What are some of the facial dysmorphic clinical features noted on a child with FASD?
They include short palpebral fissures, smooth philtrum, and thin vermilion border.
What are other possible facial features in FASD that are not part of the diagnostic criteria?
They include hypoplastic midface, epicanthal folds, flat nasal bridge, long philtrum, decreased distance between pupils, anteverted nares, decreased intercanthal distance, and ptosis.
What are the 6 common organ systems affected by FAS D?
- Cardiovascular
- Musculoskeletal
- Renal
- Ophthalmologic
- Auditory
- CNS or neurologic
What is the common cardiac defect and subtypes found in F ASD?
Congenital heart disease is more common in children with FAS D and the common defects include ASD, VSD, and conotruncal defects such as tetralogy of Fallot
What are some of the common musculoskeletal findings in the FAS D?

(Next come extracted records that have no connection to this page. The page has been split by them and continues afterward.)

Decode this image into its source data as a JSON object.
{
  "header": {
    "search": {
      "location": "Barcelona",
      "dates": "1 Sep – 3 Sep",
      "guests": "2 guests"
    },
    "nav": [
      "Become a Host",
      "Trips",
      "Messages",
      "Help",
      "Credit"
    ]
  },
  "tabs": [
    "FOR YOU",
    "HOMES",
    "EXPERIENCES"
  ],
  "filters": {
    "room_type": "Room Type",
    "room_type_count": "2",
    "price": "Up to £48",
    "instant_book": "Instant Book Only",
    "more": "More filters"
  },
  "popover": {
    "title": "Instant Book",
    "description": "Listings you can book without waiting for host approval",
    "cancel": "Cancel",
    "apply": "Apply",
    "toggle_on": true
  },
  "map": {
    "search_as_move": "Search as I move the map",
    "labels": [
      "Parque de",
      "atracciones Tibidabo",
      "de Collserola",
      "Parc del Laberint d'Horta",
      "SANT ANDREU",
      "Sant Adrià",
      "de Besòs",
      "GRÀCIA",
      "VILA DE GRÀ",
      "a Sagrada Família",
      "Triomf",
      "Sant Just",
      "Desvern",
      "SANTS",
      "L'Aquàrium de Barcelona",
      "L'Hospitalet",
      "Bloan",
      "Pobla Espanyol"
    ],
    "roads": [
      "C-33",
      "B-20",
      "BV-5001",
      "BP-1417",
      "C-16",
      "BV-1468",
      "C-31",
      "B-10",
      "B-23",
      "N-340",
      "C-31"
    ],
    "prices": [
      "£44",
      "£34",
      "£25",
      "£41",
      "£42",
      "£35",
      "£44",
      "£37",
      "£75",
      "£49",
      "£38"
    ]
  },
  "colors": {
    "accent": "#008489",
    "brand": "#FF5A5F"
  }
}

Most commonly camptodactyly or bent finger that cannot be straightened, contractures of large joints, and pectus excavatum, other features may include scoliosis, hypoplastic nails, Klippel-Feil syndrome
What are some of the renal anomalies commonly found in FAS D?
Horseshoe kidney
Aplastic kidney
Dysplastic kidney
Hypoplastic kidney
Hydronephrosis
Ureteral duplications
What are the ophthalmologic anomalies found in FASD
Ptosis most common
Strabismus
Optic nerve hypoplasia
What are the auditory anomalies found in FASD
may include conductive or sensorineural hearing loss
What are the central nervous system features commonly found in FASD?
They include microcephaly
Abnormalities in the shape or size of brain structures including cerebellum, corpus callosum, or basal ganglia
What are some of the CNS manifestations of FASD in infancy or during infancy?
Delayed development
Irritability
Issues regulating arousal, sleep, attention
Autonomic Instability
Jitteriness
What are some of the CNS manifestations of FASD in childhood?
Behavioral problems
Cognitive impairment–lower IQ
Learning disabilities
Hyperactivity
Inattention
Emotional reactivity
Impairments in vision or listening, hypotonia and seizures
Memory and reasoning
What are some of the CNS manifestations of FASD in adolescence?
Social skills issues
Deficits in adaptive or executive functioning
What is the generalized approach in diagnosing a child with FAS D?
A comprehensive and multidisciplinary approach is necessary including pediatric neurologist, geneticist and/or developmental behavioral pediatrician.